Gypsophila(カスミ草)~フラれ女子番外編
アーベルの家族は呆れるほどお人好しだ。
すぐに人を信じてしまうから、騙されやすい。
そのお陰で夫婦で一から築いた店を騙しとられ、借金まで背負わされている。
アーベル父は雇われ料理人として、かつての自分の店で薄給でこき使われている。
アーベル母は近所から借りた畑を耕し、とれた野菜を売って細々と暮らしている。
二人を騙したのは、この辺りに領を持つ貴族だ。私腹を肥やすことに熱心で、悪知恵だけはよく働く。どうせ働くなら自ら足を動かせよ。

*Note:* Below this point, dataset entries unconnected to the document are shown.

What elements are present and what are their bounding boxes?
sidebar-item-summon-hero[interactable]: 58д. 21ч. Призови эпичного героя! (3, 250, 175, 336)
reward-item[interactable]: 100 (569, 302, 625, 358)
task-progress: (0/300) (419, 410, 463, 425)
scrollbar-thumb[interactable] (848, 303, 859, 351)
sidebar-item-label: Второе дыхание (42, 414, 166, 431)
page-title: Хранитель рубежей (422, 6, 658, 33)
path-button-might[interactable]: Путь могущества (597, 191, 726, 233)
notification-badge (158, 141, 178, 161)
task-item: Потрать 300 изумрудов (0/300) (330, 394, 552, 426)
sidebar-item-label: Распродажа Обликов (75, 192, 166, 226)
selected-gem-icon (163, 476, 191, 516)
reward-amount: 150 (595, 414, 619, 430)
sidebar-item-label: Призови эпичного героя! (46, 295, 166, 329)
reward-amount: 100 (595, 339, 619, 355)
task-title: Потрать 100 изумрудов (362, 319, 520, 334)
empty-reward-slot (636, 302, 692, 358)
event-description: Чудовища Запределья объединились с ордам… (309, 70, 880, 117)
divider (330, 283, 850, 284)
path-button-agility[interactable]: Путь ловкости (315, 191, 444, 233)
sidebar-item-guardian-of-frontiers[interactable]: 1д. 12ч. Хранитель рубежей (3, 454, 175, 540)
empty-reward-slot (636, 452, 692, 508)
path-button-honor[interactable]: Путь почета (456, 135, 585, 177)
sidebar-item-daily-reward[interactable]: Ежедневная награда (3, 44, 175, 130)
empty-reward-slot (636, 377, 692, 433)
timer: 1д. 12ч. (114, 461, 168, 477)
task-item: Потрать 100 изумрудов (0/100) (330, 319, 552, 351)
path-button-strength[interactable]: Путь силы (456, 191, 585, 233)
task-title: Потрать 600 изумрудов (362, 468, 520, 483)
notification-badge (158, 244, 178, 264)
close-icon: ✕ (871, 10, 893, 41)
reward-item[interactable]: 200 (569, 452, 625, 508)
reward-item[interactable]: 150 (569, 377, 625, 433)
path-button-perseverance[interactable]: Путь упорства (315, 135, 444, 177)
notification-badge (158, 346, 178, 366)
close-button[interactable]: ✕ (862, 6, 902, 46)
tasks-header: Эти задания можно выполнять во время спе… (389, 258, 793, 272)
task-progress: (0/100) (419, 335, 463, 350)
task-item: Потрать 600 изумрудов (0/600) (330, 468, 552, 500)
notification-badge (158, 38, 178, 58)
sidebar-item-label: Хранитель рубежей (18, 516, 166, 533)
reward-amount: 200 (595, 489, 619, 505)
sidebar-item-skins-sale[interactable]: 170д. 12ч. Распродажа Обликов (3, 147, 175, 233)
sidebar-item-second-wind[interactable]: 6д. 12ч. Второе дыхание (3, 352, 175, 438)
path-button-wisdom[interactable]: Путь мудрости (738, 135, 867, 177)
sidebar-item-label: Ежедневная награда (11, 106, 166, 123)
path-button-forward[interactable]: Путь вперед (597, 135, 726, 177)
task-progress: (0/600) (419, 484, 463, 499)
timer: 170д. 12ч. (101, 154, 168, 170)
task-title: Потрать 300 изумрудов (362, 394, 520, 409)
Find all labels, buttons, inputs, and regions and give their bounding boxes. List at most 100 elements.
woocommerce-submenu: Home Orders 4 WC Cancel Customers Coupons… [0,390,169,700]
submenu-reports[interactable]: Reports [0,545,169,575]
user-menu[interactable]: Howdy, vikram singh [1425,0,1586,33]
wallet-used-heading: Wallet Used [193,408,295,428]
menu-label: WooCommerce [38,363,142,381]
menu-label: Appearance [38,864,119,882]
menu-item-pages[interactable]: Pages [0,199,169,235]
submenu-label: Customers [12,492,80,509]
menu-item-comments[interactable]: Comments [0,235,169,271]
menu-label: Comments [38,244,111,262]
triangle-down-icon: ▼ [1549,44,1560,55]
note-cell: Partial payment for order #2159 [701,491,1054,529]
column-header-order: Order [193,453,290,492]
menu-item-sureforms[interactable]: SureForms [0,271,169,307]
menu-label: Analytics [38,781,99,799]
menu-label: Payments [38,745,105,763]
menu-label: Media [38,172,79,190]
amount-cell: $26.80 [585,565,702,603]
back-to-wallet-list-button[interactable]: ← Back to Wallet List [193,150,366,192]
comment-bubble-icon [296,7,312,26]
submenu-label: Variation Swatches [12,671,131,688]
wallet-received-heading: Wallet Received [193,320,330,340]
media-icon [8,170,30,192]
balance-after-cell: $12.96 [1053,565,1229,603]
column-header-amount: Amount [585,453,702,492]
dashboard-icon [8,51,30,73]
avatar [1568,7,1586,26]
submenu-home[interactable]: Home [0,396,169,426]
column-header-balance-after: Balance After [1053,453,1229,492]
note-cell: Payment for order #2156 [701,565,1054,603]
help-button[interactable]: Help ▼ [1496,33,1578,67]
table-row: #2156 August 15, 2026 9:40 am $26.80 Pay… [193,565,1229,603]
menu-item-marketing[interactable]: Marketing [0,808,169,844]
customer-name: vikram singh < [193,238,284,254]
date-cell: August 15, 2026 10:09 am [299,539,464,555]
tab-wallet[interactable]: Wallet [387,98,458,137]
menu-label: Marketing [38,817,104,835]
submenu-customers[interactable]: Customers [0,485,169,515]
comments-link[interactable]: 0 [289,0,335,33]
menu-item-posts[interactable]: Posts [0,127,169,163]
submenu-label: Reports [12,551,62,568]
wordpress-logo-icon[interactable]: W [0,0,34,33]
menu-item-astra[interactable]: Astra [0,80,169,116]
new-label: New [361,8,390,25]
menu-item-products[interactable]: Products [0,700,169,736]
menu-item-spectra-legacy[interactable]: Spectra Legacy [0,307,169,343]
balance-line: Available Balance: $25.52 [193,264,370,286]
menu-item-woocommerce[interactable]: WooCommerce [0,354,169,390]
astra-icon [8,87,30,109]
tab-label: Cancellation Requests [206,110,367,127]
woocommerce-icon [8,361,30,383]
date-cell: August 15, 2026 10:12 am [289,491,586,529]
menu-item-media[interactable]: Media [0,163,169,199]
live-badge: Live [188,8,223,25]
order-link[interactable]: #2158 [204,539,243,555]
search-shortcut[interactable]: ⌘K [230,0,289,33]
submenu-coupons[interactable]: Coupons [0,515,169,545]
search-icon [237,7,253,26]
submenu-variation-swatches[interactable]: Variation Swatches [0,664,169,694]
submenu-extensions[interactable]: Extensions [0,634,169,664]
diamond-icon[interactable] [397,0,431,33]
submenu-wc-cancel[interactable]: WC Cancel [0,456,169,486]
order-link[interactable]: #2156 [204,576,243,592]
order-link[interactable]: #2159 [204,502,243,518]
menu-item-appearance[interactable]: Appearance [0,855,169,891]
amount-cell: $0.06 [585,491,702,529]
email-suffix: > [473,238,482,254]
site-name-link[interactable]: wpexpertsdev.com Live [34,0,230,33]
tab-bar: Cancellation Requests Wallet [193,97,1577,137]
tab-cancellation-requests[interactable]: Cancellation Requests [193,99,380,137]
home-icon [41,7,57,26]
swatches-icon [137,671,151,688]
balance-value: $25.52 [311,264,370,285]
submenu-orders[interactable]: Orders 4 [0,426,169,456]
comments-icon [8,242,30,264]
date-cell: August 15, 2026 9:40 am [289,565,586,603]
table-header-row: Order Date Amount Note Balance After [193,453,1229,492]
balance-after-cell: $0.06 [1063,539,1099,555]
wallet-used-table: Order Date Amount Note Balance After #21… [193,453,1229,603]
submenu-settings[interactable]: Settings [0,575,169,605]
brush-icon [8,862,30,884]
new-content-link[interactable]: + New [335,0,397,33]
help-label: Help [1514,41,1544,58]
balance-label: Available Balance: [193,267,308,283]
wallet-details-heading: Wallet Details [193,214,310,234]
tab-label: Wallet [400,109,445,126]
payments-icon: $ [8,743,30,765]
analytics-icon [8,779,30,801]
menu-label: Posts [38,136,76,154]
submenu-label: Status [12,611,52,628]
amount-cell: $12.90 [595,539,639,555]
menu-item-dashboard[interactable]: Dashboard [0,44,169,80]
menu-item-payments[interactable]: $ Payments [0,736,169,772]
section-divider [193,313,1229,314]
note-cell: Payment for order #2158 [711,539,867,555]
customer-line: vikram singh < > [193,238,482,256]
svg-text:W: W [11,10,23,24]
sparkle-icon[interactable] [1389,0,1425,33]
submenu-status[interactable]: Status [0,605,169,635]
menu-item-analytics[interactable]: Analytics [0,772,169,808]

(確か……この辺りの領主はフリートホーフ伯爵だったな)
ぼくが思案している間に、どうやら食事は終わったらしい。いつのまにかアーベル母は姿を消していた。おそらく、畑に行ったんだろう。
『で?なにか相談があるの?』
テーブルの上にはアーベル母が作ったらしい、スイートポテトとホットミルクが置いてあった。
『……ああ。かなりこみ入った話だし、もしかしたら君をとんでもない事態に巻き込むかもしれない。だから、聞いてどうするかは君次第だ』
『ずいぶん物騒な話みたいだね』
フォークを置いたアーベルは、テーブルの上で腕を組んだ。
『いち庶民の……しかも、子どもに過ぎないぼくが聞いていい話かな?』
『君だから、だよ』
ぼくは、アーベルにゆっくり頷いて見せた。